The first study assembled retrospective cohorts between 1998-2007 with rheumatoid arthritis (RA), inflammatory bowel disease (IBD), and psoriasis/psoriatic arthritis or ankylosing spondylitis (group 3).  This study’s acronym is SABER: Safety Assessment of Biologic Therapy. This data was compiled from 4 large US automated databases.  In total, there were 10,484 RA, 2323 IBD, and 3215 group 3 patients.  1172 serious infections were identified, mostly (53%) pneumonia or skin/soft tissue infections.  Among IBD patients, hospitalization rates were 10.91 (per 100 person-years) for TNF-α antagonists and 9.6 for comparison group.  The rates of hospitalization were similar in RA (8.16 with TNF-α antagonists) and lower in the group 3 patients (5.41 with TNF-α antagonists).   In all groups, baseline glucocorticoid use was associated with a dose-dependent increase in infections.  Overall, there was not an increase risk of hospitalizations with TNF-α antagonists compared with nonbiologic treatments.

The second cited reference examined patients from Germany with RA, enrolled in the RABBIT registry.  Data was available for 5044 patients.  There were 392 serious infections in this cohort with fewer infections noted after 3 years.  Risks for infection included age (>60), chronic lung or renal disease, history of serious infections, and treatment with glucocorticoids.  Treatment with 7.5-14mg conferred at relative risk (RR) of 2.1; treatment with ≥15mg conferred a RR of 4.7.  The rates of serious infections has an exponential change when risk factors are added together.  In Figure 3, estimated risk of serious infections for patients receiving ≥15mg  glucocorticoids along with three additional risk factors was 45% per year; with two risk factors the risk was approximately 20% and with one additional risk factor approximately 10%.

While these studies confirm significant risks of infections with biologic agents, the absolute risk is low particularly when other risk factors are not present.  In pediatric populations, glucocorticoids are the most prominent risk factor.  In addition, the risk of serious infections may be reduced by effective therapy.  In the SONIC study, serious infectious complications were less frequent in patients on combination therapy (infliximab and azathioprine) than with either monotherapy.  This result was likely due to the decreased need for glucocorticoids.

Additional references/relevant previous blogs:

  • NEJM 2010; 362: 1383. Sonic study.
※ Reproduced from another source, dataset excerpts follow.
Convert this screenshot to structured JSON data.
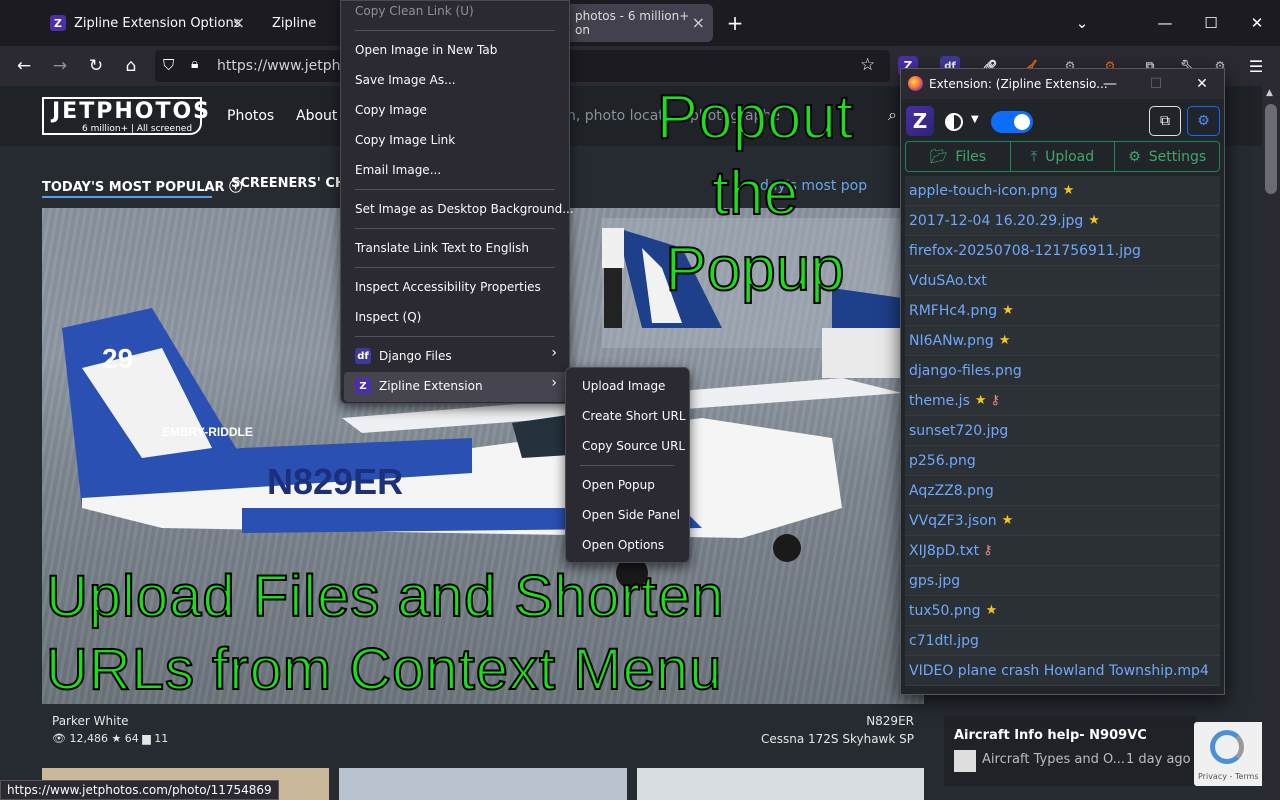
{
  "tabs": [
    {
      "label": "Zipline Extension Options",
      "close": "×"
    },
    {
      "label": "Zipline",
      "close": "×"
    },
    {
      "label": "photos - 6 million+ on",
      "close": "×"
    }
  ],
  "new_tab": "+",
  "window_controls": {
    "list": "⌄",
    "minimize": "—",
    "maximize": "☐",
    "close": "✕"
  },
  "nav": {
    "back": "←",
    "forward": "→",
    "reload": "↻",
    "home": "⌂"
  },
  "url": "https://www.jetphot",
  "site": {
    "logo": "JETPHOTOS",
    "logo_sub": "6 million+ | All screened",
    "nav_photos": "Photos",
    "nav_about": "About",
    "search_placeholder": "n, photo locati..., photographe",
    "popular_tab": "TODAY'S MOST POPULAR ⓘ",
    "screeners_tab": "SCREENERS' CHO",
    "today_link": "day's most pop"
  },
  "captions": {
    "upload_line1": "Upload Files and Shorten",
    "upload_line2": "URLs from Context Menu",
    "popout_lines": [
      "Popout",
      "the",
      "Popup"
    ]
  },
  "photo_meta": {
    "photographer": "Parker White",
    "views": "👁 12,486  ★ 64  ▆ 11",
    "registration": "N829ER",
    "aircraft": "Cessna 172S Skyhawk SP"
  },
  "forum": {
    "title": "Aircraft Info help- N909VC",
    "sub": "Aircraft Types and O...",
    "time": "1 day ago"
  },
  "recaptcha": "Privacy - Terms",
  "status_url": "https://www.jetphotos.com/photo/11754869",
  "context_menu": {
    "copy_clean_link": "Copy Clean Link (U)",
    "open_image_new_tab": "Open Image in New Tab",
    "save_image_as": "Save Image As...",
    "copy_image": "Copy Image",
    "copy_image_link": "Copy Image Link",
    "email_image": "Email Image...",
    "set_desktop_bg": "Set Image as Desktop Background...",
    "translate_link": "Translate Link Text to English",
    "inspect_accessibility": "Inspect Accessibility Properties",
    "inspect": "Inspect (Q)",
    "django_files": "Django Files",
    "zipline_extension": "Zipline Extension",
    "submenu_arrow": "›"
  },
  "submenu": {
    "upload_image": "Upload Image",
    "create_short_url": "Create Short URL",
    "copy_source_url": "Copy Source URL",
    "open_popup": "Open Popup",
    "open_side_panel": "Open Side Panel",
    "open_options": "Open Options"
  },
  "popup": {
    "title": "Extension: (Zipline Extensio...",
    "tabs": {
      "files": "Files",
      "upload": "Upload",
      "settings": "Settings"
    },
    "files": [
      {
        "name": "apple-touch-icon.png",
        "star": true,
        "key": false
      },
      {
        "name": "2017-12-04 16.20.29.jpg",
        "star": true,
        "key": false
      },
      {
        "name": "firefox-20250708-121756911.jpg",
        "star": false,
        "key": false
      },
      {
        "name": "VduSAo.txt",
        "star": false,
        "key": false
      },
      {
        "name": "RMFHc4.png",
        "star": true,
        "key": false
      },
      {
        "name": "NI6ANw.png",
        "star": true,
        "key": false
      },
      {
        "name": "django-files.png",
        "star": false,
        "key": false
      },
      {
        "name": "theme.js",
        "star": true,
        "key": true
      },
      {
        "name": "sunset720.jpg",
        "star": false,
        "key": false
      },
      {
        "name": "p256.png",
        "star": false,
        "key": false
      },
      {
        "name": "AqzZZ8.png",
        "star": false,
        "key": false
      },
      {
        "name": "VVqZF3.json",
        "star": true,
        "key": false
      },
      {
        "name": "XIJ8pD.txt",
        "star": false,
        "key": true
      },
      {
        "name": "gps.jpg",
        "star": false,
        "key": false
      },
      {
        "name": "tux50.png",
        "star": true,
        "key": false
      },
      {
        "name": "c71dtl.jpg",
        "star": false,
        "key": false
      },
      {
        "name": "VIDEO plane crash Howland Township.mp4",
        "star": false,
        "key": false
      }
    ]
  },
  "colors": {
    "accent": "#0d6efd",
    "success": "#198754",
    "link": "#6ea8fe",
    "caption": "#19e019"
  }
}
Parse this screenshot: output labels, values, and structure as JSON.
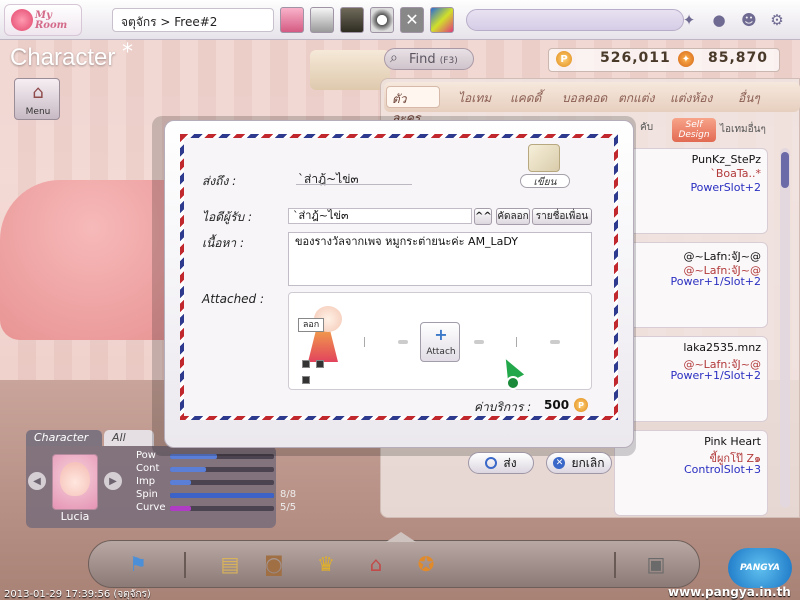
{
  "topbar": {
    "logo_text": "My Room",
    "channel": "จตุจักร > Free#2"
  },
  "left": {
    "title": "Character",
    "title_star": "*",
    "menu_label": "Menu"
  },
  "shop": {
    "find_label": "Find",
    "find_hint": "(F3)",
    "coin_p": "P",
    "points": "526,011",
    "pang": "85,870",
    "tabs": [
      "ตัวละคร",
      "ไอเทม",
      "แคดดี้",
      "บอลคอด",
      "ตกแต่ง",
      "แต่งห้อง",
      "อื่นๆ"
    ],
    "sub_tab_a": "คับ",
    "sub_tab_design": "Self Design",
    "sub_tab_b": "ไอเทมอื่นๆ",
    "cards": [
      {
        "name": "PunKz_StePz",
        "sub": "`BoaTa..*",
        "slot": "PowerSlot+2"
      },
      {
        "name": "@~Lafn:จัJ~@",
        "sub": "@~Lafn:จัJ~@",
        "slot": "Power+1/Slot+2"
      },
      {
        "name": "laka2535.mnz",
        "sub": "@~Lafn:จัJ~@",
        "slot": "Power+1/Slot+2"
      },
      {
        "name": "Pink Heart",
        "sub": "ขี้ผูกโป๊ Z๑",
        "slot": "ControlSlot+3"
      }
    ]
  },
  "stats": {
    "tab_character": "Character",
    "tab_all": "All",
    "char_name": "Lucia",
    "rows": [
      {
        "label": "Pow",
        "value": "",
        "fill": 0.45,
        "color": "#5b7ed6"
      },
      {
        "label": "Cont",
        "value": "",
        "fill": 0.35,
        "color": "#5b7ed6"
      },
      {
        "label": "Imp",
        "value": "",
        "fill": 0.2,
        "color": "#5b7ed6"
      },
      {
        "label": "Spin",
        "value": "8/8",
        "fill": 1.0,
        "color": "#3d62c8"
      },
      {
        "label": "Curve",
        "value": "5/5",
        "fill": 0.2,
        "color": "#b03cc6"
      }
    ]
  },
  "dialog": {
    "to_label": "ส่งถึง :",
    "to_value": "`ส่าฎ้~ไข่๓",
    "write_label": "เขียน",
    "recipient_label": "ไอดีผู้รับ :",
    "recipient_value": "`ส่าฎ้~ไข่๓",
    "carets": "^^",
    "copy_btn": "คัดลอก",
    "friend_list_btn": "รายชื่อเพื่อน",
    "content_label": "เนื้อหา :",
    "content_value": "ของรางวัลจากเพจ หมูกระต่ายนะค่ะ AM_LaDY",
    "attached_label": "Attached :",
    "item_tag": "ลอก",
    "attach_plus": "+",
    "attach_btn": "Attach",
    "fee_label": "ค่าบริการ :",
    "fee_value": "500",
    "fee_coin": "P",
    "send_btn": "ส่ง",
    "cancel_btn": "ยกเลิก"
  },
  "footer": {
    "timestamp": "2013-01-29 17:39:56 (จตุจักร)",
    "url": "www.pangya.in.th",
    "pangya_logo": "PANGYA"
  }
}
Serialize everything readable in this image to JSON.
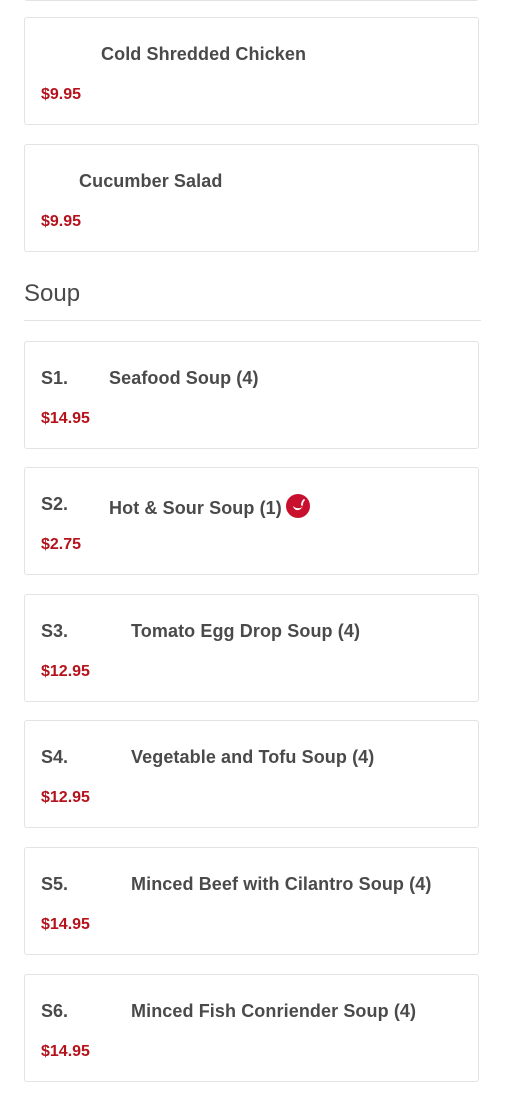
{
  "menu": {
    "top_items": [
      {
        "name": "Cold Shredded Chicken",
        "price": "$9.95"
      },
      {
        "name": "Cucumber Salad",
        "price": "$9.95"
      }
    ],
    "section": {
      "title": "Soup",
      "items": [
        {
          "code": "S1.",
          "name": "Seafood Soup (4)",
          "price": "$14.95",
          "spicy": false
        },
        {
          "code": "S2.",
          "name": "Hot & Sour Soup (1)",
          "price": "$2.75",
          "spicy": true
        },
        {
          "code": "S3.",
          "name": "Tomato Egg Drop Soup (4)",
          "price": "$12.95",
          "spicy": false
        },
        {
          "code": "S4.",
          "name": "Vegetable and Tofu Soup (4)",
          "price": "$12.95",
          "spicy": false
        },
        {
          "code": "S5.",
          "name": "Minced Beef with Cilantro Soup (4)",
          "price": "$14.95",
          "spicy": false
        },
        {
          "code": "S6.",
          "name": "Minced Fish Conriender Soup (4)",
          "price": "$14.95",
          "spicy": false
        }
      ]
    }
  },
  "icons": {
    "spicy": "chili-pepper-icon"
  },
  "colors": {
    "price": "#b5121b",
    "text": "#4a4a4a",
    "border": "#e3e3e3",
    "spicy_badge": "#c8102e"
  }
}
Combination AZA/IFX with greater efficacy. 56.8% remission in combo Rx.
  • -IBD 2008; 14: 721.  Pneumocystis jiroveci (carinii) w infliximab -review of 84 cases.  Dig Dis Sci 2007; 52: 1481-84.  PCP most likely to occur on average 3 weeks after 2nd infusion (possibly due to concommitant drug use)
  • -Gastroenterology 2008; 134: 929.  n=100 consecutive IBD patients with opportunistic infections.  Any of drugs associated w ~2.9 OR in adutls (greatest in >50yrs).  OR 14.5 when multiple immune drugs. Steroids more associated with Candida. AZA/6MP more with viral: HSV, VZV (shingles), CMV.  IFX less commonly with infections -though increased histoplasma and atypical mycobacterium
  • -Gastroenterology 2009; 136: 1182.  Review of biologics.
  • -IBD 2007; 13: 769.  Review of safety of wide range of biologics
  • Clin Gastroenterol Hepatol. 2006; 5:621-30.  TREAT registry.  Steroids but not biologics associated with increased mortality risk.